Being educated on where these drugs come from and what their effects are is an important element in safety and maintaining well-being. Here are six things you may not know about PCP.
Names on the Street
Some common street names for PCP include Angel Dust, Embalming Fluid, Killer Weed, Rocket Fuel and Supergrass.

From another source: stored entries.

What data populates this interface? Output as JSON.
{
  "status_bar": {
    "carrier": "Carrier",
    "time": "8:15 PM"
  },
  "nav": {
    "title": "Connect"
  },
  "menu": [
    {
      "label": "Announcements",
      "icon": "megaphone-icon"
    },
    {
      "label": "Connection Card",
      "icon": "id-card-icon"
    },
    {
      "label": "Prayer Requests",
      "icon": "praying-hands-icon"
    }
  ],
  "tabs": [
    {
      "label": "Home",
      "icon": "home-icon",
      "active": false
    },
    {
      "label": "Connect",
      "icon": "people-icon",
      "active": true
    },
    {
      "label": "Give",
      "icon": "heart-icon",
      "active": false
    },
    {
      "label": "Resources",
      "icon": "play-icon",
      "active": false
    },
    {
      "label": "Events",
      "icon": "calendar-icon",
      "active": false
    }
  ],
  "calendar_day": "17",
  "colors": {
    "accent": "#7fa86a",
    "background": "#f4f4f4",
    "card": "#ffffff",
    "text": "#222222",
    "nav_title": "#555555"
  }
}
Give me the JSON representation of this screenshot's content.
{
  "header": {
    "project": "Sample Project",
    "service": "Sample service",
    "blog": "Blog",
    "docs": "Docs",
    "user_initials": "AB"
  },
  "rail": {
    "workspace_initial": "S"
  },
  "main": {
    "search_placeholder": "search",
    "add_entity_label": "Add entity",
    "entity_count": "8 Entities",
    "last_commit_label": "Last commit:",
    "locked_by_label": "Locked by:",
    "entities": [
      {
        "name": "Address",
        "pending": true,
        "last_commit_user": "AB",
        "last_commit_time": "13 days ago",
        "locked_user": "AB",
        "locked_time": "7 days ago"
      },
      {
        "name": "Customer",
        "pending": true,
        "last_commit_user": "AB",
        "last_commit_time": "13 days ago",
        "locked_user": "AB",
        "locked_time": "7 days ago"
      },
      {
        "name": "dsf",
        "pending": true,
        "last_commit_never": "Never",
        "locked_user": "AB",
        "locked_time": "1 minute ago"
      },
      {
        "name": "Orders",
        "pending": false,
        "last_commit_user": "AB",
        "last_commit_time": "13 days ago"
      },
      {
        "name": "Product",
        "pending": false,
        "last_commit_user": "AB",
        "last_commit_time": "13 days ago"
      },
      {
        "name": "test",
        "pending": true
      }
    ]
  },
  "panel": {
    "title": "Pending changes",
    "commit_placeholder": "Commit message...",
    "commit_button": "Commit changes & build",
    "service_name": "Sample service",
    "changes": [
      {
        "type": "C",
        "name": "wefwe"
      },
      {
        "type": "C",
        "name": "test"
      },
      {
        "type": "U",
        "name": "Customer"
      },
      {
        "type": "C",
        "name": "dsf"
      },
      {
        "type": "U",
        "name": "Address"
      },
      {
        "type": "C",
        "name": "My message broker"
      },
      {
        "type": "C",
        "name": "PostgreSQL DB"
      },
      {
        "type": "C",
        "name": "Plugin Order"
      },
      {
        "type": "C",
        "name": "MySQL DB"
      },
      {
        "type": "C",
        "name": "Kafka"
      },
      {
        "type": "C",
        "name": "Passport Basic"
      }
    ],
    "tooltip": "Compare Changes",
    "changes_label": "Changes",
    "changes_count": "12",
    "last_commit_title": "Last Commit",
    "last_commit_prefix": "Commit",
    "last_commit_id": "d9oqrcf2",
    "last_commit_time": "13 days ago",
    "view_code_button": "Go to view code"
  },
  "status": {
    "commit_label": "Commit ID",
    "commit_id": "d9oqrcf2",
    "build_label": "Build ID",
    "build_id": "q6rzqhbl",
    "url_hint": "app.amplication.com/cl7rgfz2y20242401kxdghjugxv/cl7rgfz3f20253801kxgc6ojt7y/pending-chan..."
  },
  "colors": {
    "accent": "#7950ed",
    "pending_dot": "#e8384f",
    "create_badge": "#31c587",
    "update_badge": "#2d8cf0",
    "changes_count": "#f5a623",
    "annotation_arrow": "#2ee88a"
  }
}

What it Looks Like and How it’s Taken
PCP most commonly looks like a white, crystalline powder. It can also come in clear liquid form. Users take PCP by smoking, snorting, injecting, adding it to eye drops or consuming it orally.
Effects of Low Doses
In small doses, PCP can cause changes in body awareness. This effect is similar to that of alcohol intoxication. Low-dose effects can also include sweating, increased body temperature, numbness and poor muscle coordination.
Effects of Higher Doses
Higher doses of PCP can cause negative effects such as nausea, vomiting, blurred vision, dizziness, paranoia, anxiety, seizures, delusions, erratic behavior, aggression and even death.
Long Term Side Effects
Some side effects of long-term PCP use include:
- Memory loss
- Difficulties speaking
- Infectious diseases (such as Hep C or HIV from unsafe drug use)
Signs of Overdose
Signs of an overdose can include hyperthermia, convulsions and a coma. If you suspect someone you know has overdosed on PCP, call 911 immediately.